宇田川『震災で 多くの雑誌は廃刊に追い込まれ 私も あらゆる出版社との関係を 断ちましたが 今は 主人のおかげで 幸せでとろけそうな毎日を 送っております。 …という訳で 仕事の件は お役に立てませんので ほかをあたって下さい』。
花子「(ため息)」
花子「かよ…。」
かよ「あっ お姉やん。 あっ お姉やん。 おら 今夜から 屋台で働く事にしただ。」
花子「屋台?」
かよ「今 働いてる食堂の人に 頼まれたから 引き受けただ。」
花子「かよ… 働き過ぎだよ。 ちっと 体 休めんと。」
かよ「居候は 早くお金ためて 引っ越ししんきゃね。 ほれじゃ 行ってきます。」
花子「ほんな無理しなんでも…。」
かよ「無理なんかしちゃいんさ。
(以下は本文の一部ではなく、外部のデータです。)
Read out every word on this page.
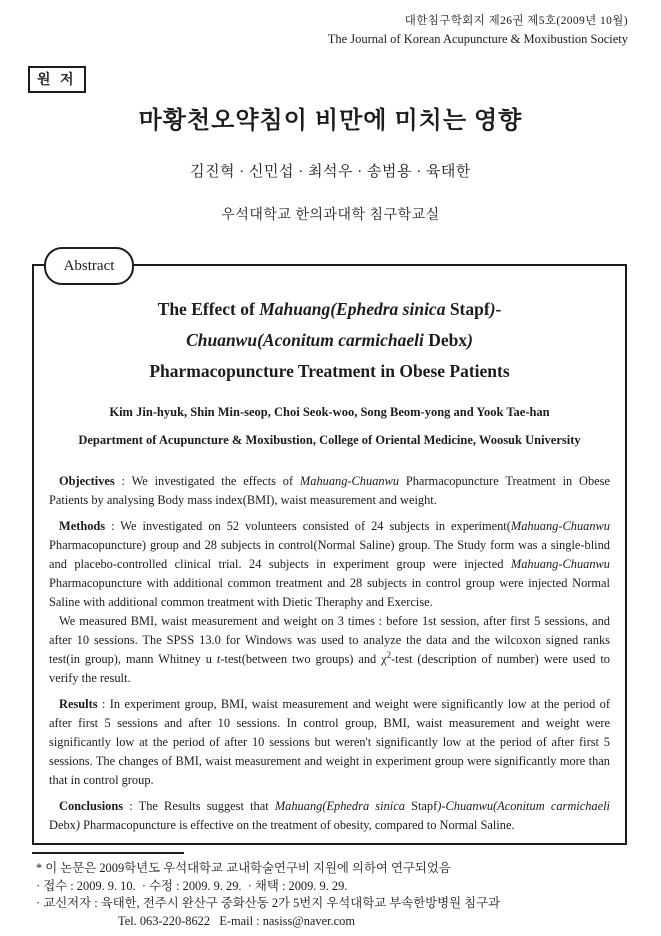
대한침구학회지 제26권 제5호(2009년 10월)
The Journal of Korean Acupuncture & Moxibustion Society
원 저
마황천오약침이 비만에 미치는 영향
김진혁 · 신민섭 · 최석우 · 송범용 · 육태한
우석대학교 한의과대학 침구학교실
Abstract
The Effect of Mahuang(Ephedra sinica Stapf)-
Chuanwu(Aconitum carmichaeli Debx)
Pharmacopuncture Treatment in Obese Patients
Kim Jin-hyuk, Shin Min-seop, Choi Seok-woo, Song Beom-yong and Yook Tae-han
Department of Acupuncture & Moxibustion, College of Oriental Medicine, Woosuk University

Objectives : We investigated the effects of Mahuang-Chuanwu Pharmacopuncture Treatment in Obese Patients by analysing Body mass index(BMI), waist measurement and weight.

Methods : We investigated on 52 volunteers consisted of 24 subjects in experiment(Mahuang-Chuanwu Pharmacopuncture) group and 28 subjects in control(Normal Saline) group. The Study form was a single-blind and placebo-controlled clinical trial. 24 subjects in experiment group were injected Mahuang-Chuanwu Pharmacopuncture with additional common treatment and 28 subjects in control group were injected Normal Saline with additional common treatment with Dietic Theraphy and Exercise.

We measured BMI, waist measurement and weight on 3 times : before 1st session, after first 5 sessions, and after 10 sessions. The SPSS 13.0 for Windows was used to analyze the data and the wilcoxon signed ranks test(in group), mann Whitney u t-test(between two groups) and $\chi^2$-test (description of number) were used to verify the result.

Results : In experiment group, BMI, waist measurement and weight were significantly low at the period of after first 5 sessions and after 10 sessions. In control group, BMI, waist measurement and weight were significantly low at the period of after 10 sessions but weren't significantly low at the period of after first 5 sessions. The changes of BMI, waist measurement and weight in experiment group were significantly more than that in control group.

Conclusions : The Results suggest that Mahuang(Ephedra sinica Stapf)-Chuanwu(Aconitum carmichaeli Debx) Pharmacopuncture is effective on the treatment of obesity, compared to Normal Saline.

* 이 논문은 2009학년도 우석대학교 교내학술연구비 지원에 의하여 연구되었음
· 접수 : 2009. 9. 10.  · 수정 : 2009. 9. 29.  · 채택 : 2009. 9. 29.
· 교신저자 : 육태한, 전주시 완산구 중화산동 2가 5번지 우석대학교 부속한방병원 침구과
Tel. 063-220-8622   E-mail : nasiss@naver.com
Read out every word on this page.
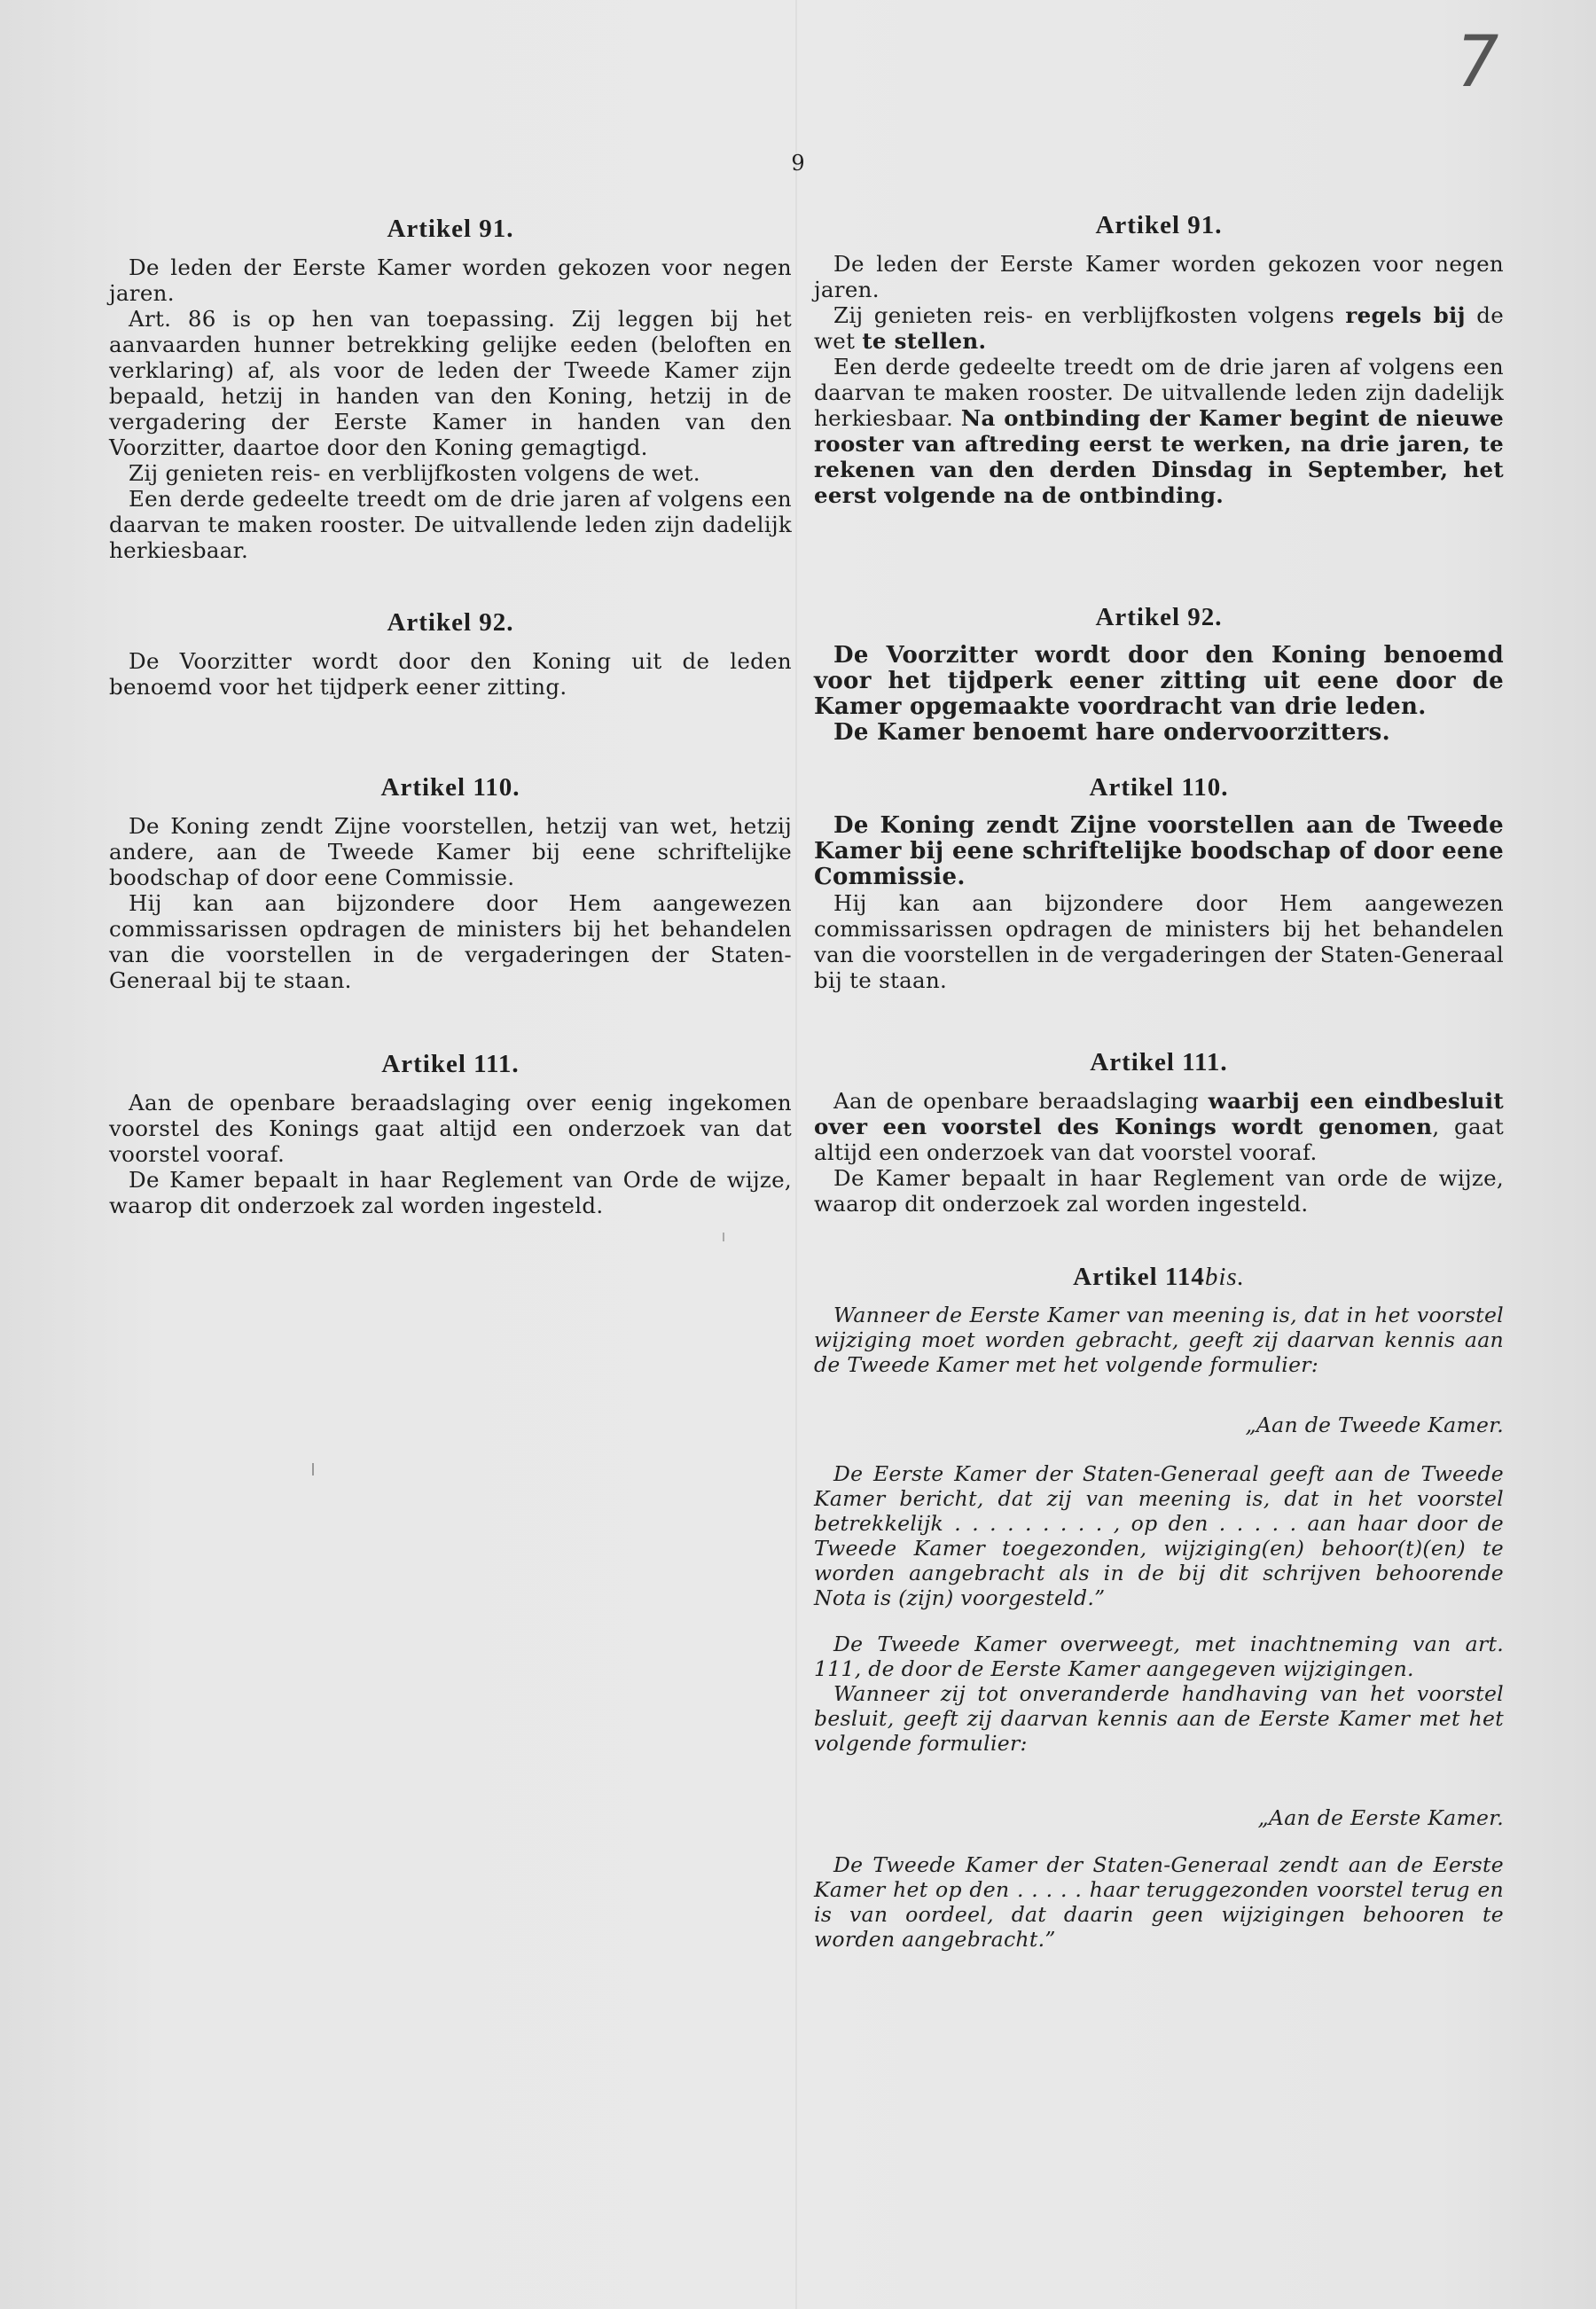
9
7
Artikel 91.

De leden der Eerste Kamer worden gekozen voor negen jaren.

Art. 86 is op hen van toepassing. Zij leggen bij het aanvaarden hunner betrekking gelijke eeden (beloften en verklaring) af, als voor de leden der Tweede Kamer zijn bepaald, hetzij in handen van den Koning, hetzij in de vergadering der Eerste Kamer in handen van den Voorzitter, daartoe door den Koning gemagtigd.

Zij genieten reis- en verblijfkosten volgens de wet.

Een derde gedeelte treedt om de drie jaren af volgens een daarvan te maken rooster. De uitvallende leden zijn dadelijk herkiesbaar.

Artikel 92.

De Voorzitter wordt door den Koning uit de leden benoemd voor het tijdperk eener zitting.

Artikel 110.

De Koning zendt Zijne voorstellen, hetzij van wet, hetzij andere, aan de Tweede Kamer bij eene schriftelijke boodschap of door eene Commissie.

Hij kan aan bijzondere door Hem aangewezen commissarissen opdragen de ministers bij het behandelen van die voorstellen in de vergaderingen der Staten-Generaal bij te staan.

Artikel 111.

Aan de openbare beraadslaging over eenig ingekomen voorstel des Konings gaat altijd een onderzoek van dat voorstel vooraf.

De Kamer bepaalt in haar Reglement van Orde de wijze, waarop dit onderzoek zal worden ingesteld.

Artikel 91.

De leden der Eerste Kamer worden gekozen voor negen jaren.

Zij genieten reis- en verblijfkosten volgens regels bij de wet te stellen.

Een derde gedeelte treedt om de drie jaren af volgens een daarvan te maken rooster. De uitvallende leden zijn dadelijk herkiesbaar. Na ontbinding der Kamer begint de nieuwe rooster van aftreding eerst te werken, na drie jaren, te rekenen van den derden Dinsdag in September, het eerst volgende na de ontbinding.

Artikel 92.

De Voorzitter wordt door den Koning benoemd voor het tijdperk eener zitting uit eene door de Kamer opgemaakte voordracht van drie leden.

De Kamer benoemt hare ondervoorzitters.

Artikel 110.

De Koning zendt Zijne voorstellen aan de Tweede Kamer bij eene schriftelijke boodschap of door eene Commissie.

Hij kan aan bijzondere door Hem aangewezen commissarissen opdragen de ministers bij het behandelen van die voorstellen in de vergaderingen der Staten-Generaal bij te staan.

Artikel 111.

Aan de openbare beraadslaging waarbij een eindbesluit over een voorstel des Konings wordt genomen, gaat altijd een onderzoek van dat voorstel vooraf.

De Kamer bepaalt in haar Reglement van orde de wijze, waarop dit onderzoek zal worden ingesteld.

Artikel 114bis.

Wanneer de Eerste Kamer van meening is, dat in het voorstel wijziging moet worden gebracht, geeft zij daarvan kennis aan de Tweede Kamer met het volgende formulier:

„Aan de Tweede Kamer.

De Eerste Kamer der Staten-Generaal geeft aan de Tweede Kamer bericht, dat zij van meening is, dat in het voorstel betrekkelijk . . . . . . . . . , op den . . . . . aan haar door de Tweede Kamer toegezonden, wijziging(en) behoor(t)(en) te worden aangebracht als in de bij dit schrijven behoorende Nota is (zijn) voorgesteld.”

De Tweede Kamer overweegt, met inachtneming van art. 111, de door de Eerste Kamer aangegeven wijzigingen.

Wanneer zij tot onveranderde handhaving van het voorstel besluit, geeft zij daarvan kennis aan de Eerste Kamer met het volgende formulier:

„Aan de Eerste Kamer.

De Tweede Kamer der Staten-Generaal zendt aan de Eerste Kamer het op den . . . . . haar teruggezonden voorstel terug en is van oordeel, dat daarin geen wijzigingen behooren te worden aangebracht.”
」
玄関前
梶原「やあ かよちゃん。」
かよ「どうも。 梶原さん お久しぶりです。」
<聡文堂が焼けて 梶原は 古巣の出版社に戻りました。>
梶原「じゃ。」
居間
梶原「うちの社長に相談したら 君を雇う余裕はないが 翻訳の仕事なら 回せるからと。」
花子「てっ… ありがとうございます。 助かります。」
梶原「堅苦しい本なんだけど。」
花子「是非 やらせて下さい! 印刷会社を再建するために 少しでも仕事を増やしたいんです。」
梶原「本当に寂しくなったね。」
花子「梶原さん… もう一つ お願いがあります。 梶原さんのところで 『王子と乞食』の単行本を 出して頂けないでしょうか。」
梶原「あの震災さえなかったら 聡文堂から出すはずだったんだ。 是非 力になりたい。 でも 僕は 今 学術書担当の 一編集者にすぎないんだ。 それに 今 小説や児童文学は 歓迎されないからね。 引き受けてくれる出版社を 探すのは 難しいだろう。」
夕方
英治「ただいま。」
花子「お帰りなさい。」
歩「おとうちゃま おかえりなさい!」
英治「歩~!」
花子「あっ 英治さん。 今日 梶原さんがいらして 翻訳の仕事を頂けたの。」
英治「そうか! よかったね。」
花子「ええ。 それから 梶原さんと話してるうちに 思いついた事があるの。 村岡印刷を再建するなら いっそ 出版社を兼ねた印刷会社に したら どうかしらって。 そうすれば 『王子と乞食』の 単行本も出版できるでしょう。」
英治「そうか 確かに。 その手があったな! 郁弥が生きてたら 『グレート アイディア』って叫んだだろうな。 よし。 じゃあ 出版と印刷の 両方ができる会社を作ろう。」
花子「ええ。」
平祐「何を言ってるんだ。 あの恐ろしい震災から まだ半年しか たってないんだぞ。 住む所も着る物も 何も足りていないのに 誰が物語の本なんか買うんだ。」